Those text-on-picture memes that clog up the internet and mean nobody has to think of anything themselves any more are generally very annoying, but a few manage to be quite good. One currently doing the rounds quotes dead Canadian economist J.K. Galbraith: “the modern conservative is engaged in one of man’s oldest exercises in moral philosophy – the search for a superior moral justification for selfishness”.
After last Saturday’s End Austerity Now demo in London, the Right did an excellent job of proving Galbraith’s observation still applies. Taking to their computers in droves, irate right-wingers condemned any and everyone who took part in the event – but saved particular disdain for Charlotte Church and other celebrity leftists who turned up.

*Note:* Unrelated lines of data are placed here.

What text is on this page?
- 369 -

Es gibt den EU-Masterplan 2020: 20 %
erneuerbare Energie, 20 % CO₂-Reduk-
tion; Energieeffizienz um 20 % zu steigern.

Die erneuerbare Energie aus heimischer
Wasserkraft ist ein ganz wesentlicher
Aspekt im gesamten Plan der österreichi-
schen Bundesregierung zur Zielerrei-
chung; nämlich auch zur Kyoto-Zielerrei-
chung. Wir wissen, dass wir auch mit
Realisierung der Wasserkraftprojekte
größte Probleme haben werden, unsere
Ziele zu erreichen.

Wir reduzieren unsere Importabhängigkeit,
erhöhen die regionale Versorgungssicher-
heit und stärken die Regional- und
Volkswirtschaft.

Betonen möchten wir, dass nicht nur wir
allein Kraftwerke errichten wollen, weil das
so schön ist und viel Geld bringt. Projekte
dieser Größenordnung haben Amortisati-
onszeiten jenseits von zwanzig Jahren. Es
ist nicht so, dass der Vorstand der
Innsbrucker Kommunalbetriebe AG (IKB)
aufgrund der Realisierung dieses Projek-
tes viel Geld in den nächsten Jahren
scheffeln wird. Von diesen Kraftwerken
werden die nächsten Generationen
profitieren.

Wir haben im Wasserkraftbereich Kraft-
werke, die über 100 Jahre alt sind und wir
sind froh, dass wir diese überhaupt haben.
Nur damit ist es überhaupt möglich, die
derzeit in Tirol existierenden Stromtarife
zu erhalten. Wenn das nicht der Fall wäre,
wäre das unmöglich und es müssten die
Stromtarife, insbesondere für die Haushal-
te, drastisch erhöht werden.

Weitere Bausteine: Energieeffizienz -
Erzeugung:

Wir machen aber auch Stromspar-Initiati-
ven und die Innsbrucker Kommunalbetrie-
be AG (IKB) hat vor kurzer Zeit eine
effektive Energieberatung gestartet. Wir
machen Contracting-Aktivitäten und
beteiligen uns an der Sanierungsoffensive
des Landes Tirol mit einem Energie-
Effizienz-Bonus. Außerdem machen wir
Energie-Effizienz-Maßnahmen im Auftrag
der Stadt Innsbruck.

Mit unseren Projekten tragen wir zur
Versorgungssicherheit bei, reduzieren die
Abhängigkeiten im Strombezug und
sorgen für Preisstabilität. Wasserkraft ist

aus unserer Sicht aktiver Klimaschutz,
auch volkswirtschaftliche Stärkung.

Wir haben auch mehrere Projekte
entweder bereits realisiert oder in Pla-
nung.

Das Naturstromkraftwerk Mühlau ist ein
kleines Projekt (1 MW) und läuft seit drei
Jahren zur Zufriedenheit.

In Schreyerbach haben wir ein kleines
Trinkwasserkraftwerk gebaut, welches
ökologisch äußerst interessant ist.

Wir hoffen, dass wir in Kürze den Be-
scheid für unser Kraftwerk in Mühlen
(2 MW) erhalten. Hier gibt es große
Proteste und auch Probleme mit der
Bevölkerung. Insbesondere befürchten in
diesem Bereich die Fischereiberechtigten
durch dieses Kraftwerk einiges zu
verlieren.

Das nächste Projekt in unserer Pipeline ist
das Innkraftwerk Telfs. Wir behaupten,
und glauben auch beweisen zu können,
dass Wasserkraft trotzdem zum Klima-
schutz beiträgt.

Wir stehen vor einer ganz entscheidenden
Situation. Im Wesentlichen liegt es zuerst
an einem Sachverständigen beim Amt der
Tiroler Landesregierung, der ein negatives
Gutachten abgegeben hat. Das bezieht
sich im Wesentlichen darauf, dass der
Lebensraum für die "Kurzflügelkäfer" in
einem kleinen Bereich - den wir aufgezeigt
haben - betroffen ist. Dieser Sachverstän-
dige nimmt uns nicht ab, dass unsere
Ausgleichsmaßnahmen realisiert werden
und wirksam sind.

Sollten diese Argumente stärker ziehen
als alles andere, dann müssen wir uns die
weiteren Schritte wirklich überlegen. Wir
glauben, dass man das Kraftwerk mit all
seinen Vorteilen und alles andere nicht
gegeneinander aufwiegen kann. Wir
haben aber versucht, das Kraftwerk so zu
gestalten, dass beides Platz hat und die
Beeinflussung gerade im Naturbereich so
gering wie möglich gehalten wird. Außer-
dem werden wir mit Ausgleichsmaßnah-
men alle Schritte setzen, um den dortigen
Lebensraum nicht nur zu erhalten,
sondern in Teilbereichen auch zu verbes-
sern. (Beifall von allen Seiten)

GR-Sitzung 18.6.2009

In doing so, they demonstrated their usual logical flexibility when it comes to attacking egalitarians. If you’re poor and you complain about a politics scandalously tilted in favour of the richest, you’re jealous – engaging in divisive class warfare, being anti-enterprise, threatening Britain’s future prosperity. If you’re rich, and you do the same, you’re a hypocritical champagne socialist – the implication being that you can only complain about capitalism if you’re poor. Except you can’t, because then you’re engaging in divisive class warfare, being anti-enterprise, and threatening Britain’s future prosperity.
Corporate-policed mainstream culture is all about finding excuses for exploitation, inequality and wrenching injustice, and letting the people at the top feel justified in being irrationally rich. The reason the Right so angrily goes after rich people who criticise neoliberalism is because they’re more of a threat to that collective delusion. If even people who’ve benefitted from the status quo are complaining about it, how bad must it be?
Once of the more unexpected side-effects of austerity has been ex-child soprano Charlotte Church’s emergence as a sassy and articulate left-wing campaigner. Having made her fortune singing as a pre-teen and been left with the rest of her life to do whatever she wants in, she’s made the commendable decision to become an anti-austerity activist.
Earlier this year, she suggested she’d happily pay 60% or 70% tax if it would help protect vital public services. That particularly annoyed the sociopath Right, for whom there’s nothing more baffling than a rich person who a) doesn’t want to dodge as much tax as possible, and b) actually wants to pay more. Having angered and spent time jousting the twin-headed boss monster of neo-Thatcherite social media, the Hopkins-Mensch, she can at least be confident she’s doing something right.
All that said, switching to weird left-wing secular vicar mode for a minute, there was a smidgen of substance to the criticism Church received. After she made the comments about tax, she was inundated by waves of horrible Tories suggesting that, if she felt so strongly about it, she should just give away the extra money she’d be willing to be taxed but isn’t. And her excuse, like that given by other rich egalitarians in similar situations, was quite flimsy.
The sadly dead left-wing moral philosopher Gerry Cohen discussed exactly this issue in his superbly named book, If You’re An Egalitarian, How Come You’re So Rich?. If you have political ideals that society isn’t going to act on any time soon, what do you do? Do you just get on with living your life in a manner you ideally wouldn’t, or do you find some other way of honouring your beliefs?
It’s a question Cohen addresses with no small amount of embarrassment. He writes as a very comfortably-off Oxford-based academic who had spent his life saying capitalism should be overthrown and wealth should be redistributed – and as someone who nonetheless didn’t give away the sizeable chunk of his income he didn’t really need.
Having poked and prodded at the problem from all different angles, he eventually reaches a sort of tentative conclusion – that if you’re a rich egalitarian, there’s not really an excuse for not giving most of your wealth away.
Of course it would be better if society handled redistribution. Of course it would be better if greater equality was socially guaranteed rather than dependent on charity. But people are suffering everywhere. Telling them to just hang on for socialism while you live to excess isn’t really morally acceptable.
This isn’t just something for rich people to ponder, either. We all need to live less materialistic, less wasteful lives for the planet’s sake. For the pittance it’s worth, here at Bem Towers we’ve decided that we’re going to calculate how much we can survive on, challenge ourselves to efficiently squeeze all our non-essentials out of a strictly limited self-indulgence allowance, and then, by the end of the year, (if there’s anything left over) be giving the rest of our income away.
Millions of people in this country are struggling to get by as it is. Especially if you’ve got children or other dependents, that kind of commitment just isn’t feasible. But if you’re an egalitarian for whom it is feasible, we reckon you should do it too.
But well done
But that’s probably a post for another day. In the meantime, Charlotte Church is doing a fantastic job of banging on about the evils of austerity. So well done to her, and Russell Brand, and other people like that, for giving enough of a shit to get involved when they could easily just sit at home counting their money.